Rather than treating other platforms like second class citizens and relying on ad-hoc workarounds that require virtualbox, a middleman linux distribution running in the background; not to mention the error-prone networking redirection the aforementioned introduces.
1. The whole point of docker is to not have to haul in a linux distribution and a fire up a vm just to deploy something for development or production. If they're using Docker w/ a VM, they're better off just using Vagrant.
2. FreeBSD jails work fantastic. What's keeping docker from abstracting upon that and supporting it officially, especially seeing these two implementations in the wild?
I look forward to seeing more of kvasdopil's docker fork (https://www.freshports.org/sysutils/docker-freebsd/) and jetpack.
Warning: I have not yet tested this yet, but it's about the same way as it works on macOS.
Also, I would have probably tried to use boot2docker  as guest instead of Alpine.
 https://www.freshports.org/sysutils/docker/ (< you probably have to build it yourself)
I didn't notice the docker client was in the ports tree. I may have to give this a go later this week.
EDIT: we have an openbsd developer on the team that built LinuxKit and Docker for Mac, so we should be able to help fix any issues...
So if I run Docker in a Linux VM on OpenBSD, I don't think it counts as "Docker on OpenBSD", IMHO.
It's essentially the way Docker for Mac works, though Docker for Mac has far more mature tooling these days. Before the switch to macOS's native Hypervisor.framework, it was very much running VirtualBox with a Linux VM as a "shim" if you will.
For local dev work it scratches an itch for me and maybe for the minority of folks wanting to use OpenBSD as their workstation OS. ("There are dozens of us. Dozens!")
Plus it's just fun to play with VMM. :-)
The naming convention is consistent, if a bit strange.
The article is well written, but the title is kind of click bait. Why wouldn't you expect Docker (or any linux app for that matter) to run on a virtualization subsystem?

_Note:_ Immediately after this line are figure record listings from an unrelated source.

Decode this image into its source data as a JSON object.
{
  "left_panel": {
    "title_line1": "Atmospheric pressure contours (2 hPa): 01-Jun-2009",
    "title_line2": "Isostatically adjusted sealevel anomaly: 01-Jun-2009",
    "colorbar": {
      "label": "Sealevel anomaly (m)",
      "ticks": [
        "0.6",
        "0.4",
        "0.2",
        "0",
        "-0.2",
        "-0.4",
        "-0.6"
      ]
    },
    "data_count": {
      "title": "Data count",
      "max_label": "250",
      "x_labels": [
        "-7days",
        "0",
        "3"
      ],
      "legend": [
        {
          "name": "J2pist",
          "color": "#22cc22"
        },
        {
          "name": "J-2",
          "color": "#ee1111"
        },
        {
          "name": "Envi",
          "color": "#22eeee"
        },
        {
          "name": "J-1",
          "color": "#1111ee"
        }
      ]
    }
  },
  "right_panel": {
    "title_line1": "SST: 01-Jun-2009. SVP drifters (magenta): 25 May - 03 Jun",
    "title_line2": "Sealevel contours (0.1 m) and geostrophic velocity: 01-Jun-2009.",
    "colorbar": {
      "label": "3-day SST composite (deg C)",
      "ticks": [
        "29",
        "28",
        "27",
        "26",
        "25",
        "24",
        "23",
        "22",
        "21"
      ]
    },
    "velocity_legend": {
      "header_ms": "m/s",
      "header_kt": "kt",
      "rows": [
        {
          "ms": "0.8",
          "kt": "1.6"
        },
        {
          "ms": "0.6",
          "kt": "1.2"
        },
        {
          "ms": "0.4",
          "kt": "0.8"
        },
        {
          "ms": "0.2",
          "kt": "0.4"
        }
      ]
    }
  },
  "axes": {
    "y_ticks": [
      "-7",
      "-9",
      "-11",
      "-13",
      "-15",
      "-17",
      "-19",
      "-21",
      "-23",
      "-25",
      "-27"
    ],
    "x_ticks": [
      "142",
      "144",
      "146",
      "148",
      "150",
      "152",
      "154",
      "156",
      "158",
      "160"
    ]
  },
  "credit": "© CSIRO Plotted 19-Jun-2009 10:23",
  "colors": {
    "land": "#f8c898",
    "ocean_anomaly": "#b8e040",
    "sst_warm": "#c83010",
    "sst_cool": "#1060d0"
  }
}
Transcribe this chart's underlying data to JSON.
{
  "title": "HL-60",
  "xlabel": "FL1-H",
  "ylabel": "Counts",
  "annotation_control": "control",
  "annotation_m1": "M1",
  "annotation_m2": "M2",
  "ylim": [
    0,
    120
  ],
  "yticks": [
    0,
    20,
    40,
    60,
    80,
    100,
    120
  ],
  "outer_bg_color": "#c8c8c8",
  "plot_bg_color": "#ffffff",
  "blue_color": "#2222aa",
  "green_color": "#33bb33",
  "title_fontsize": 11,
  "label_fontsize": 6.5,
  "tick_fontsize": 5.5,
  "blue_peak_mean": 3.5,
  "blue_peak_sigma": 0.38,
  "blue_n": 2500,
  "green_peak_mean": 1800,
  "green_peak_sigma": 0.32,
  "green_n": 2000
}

This would be similar to somebody getting Windows to run on vmm, and then writing an article, "Adobe Photoshop on OpenBSD"
Still a great article though. Recommended.
Sadly, no Broadcom support :-(
It uses the urtwn driver in OpenBSD and FreeBSD. It works...ok. Super small and a handy built in blue-LED so you know when it's powered and connected. I tend to leave it plugged in even when I reboot into macOS because it's pretty much ignored there due to lack of out of box macOS kernel module I believe.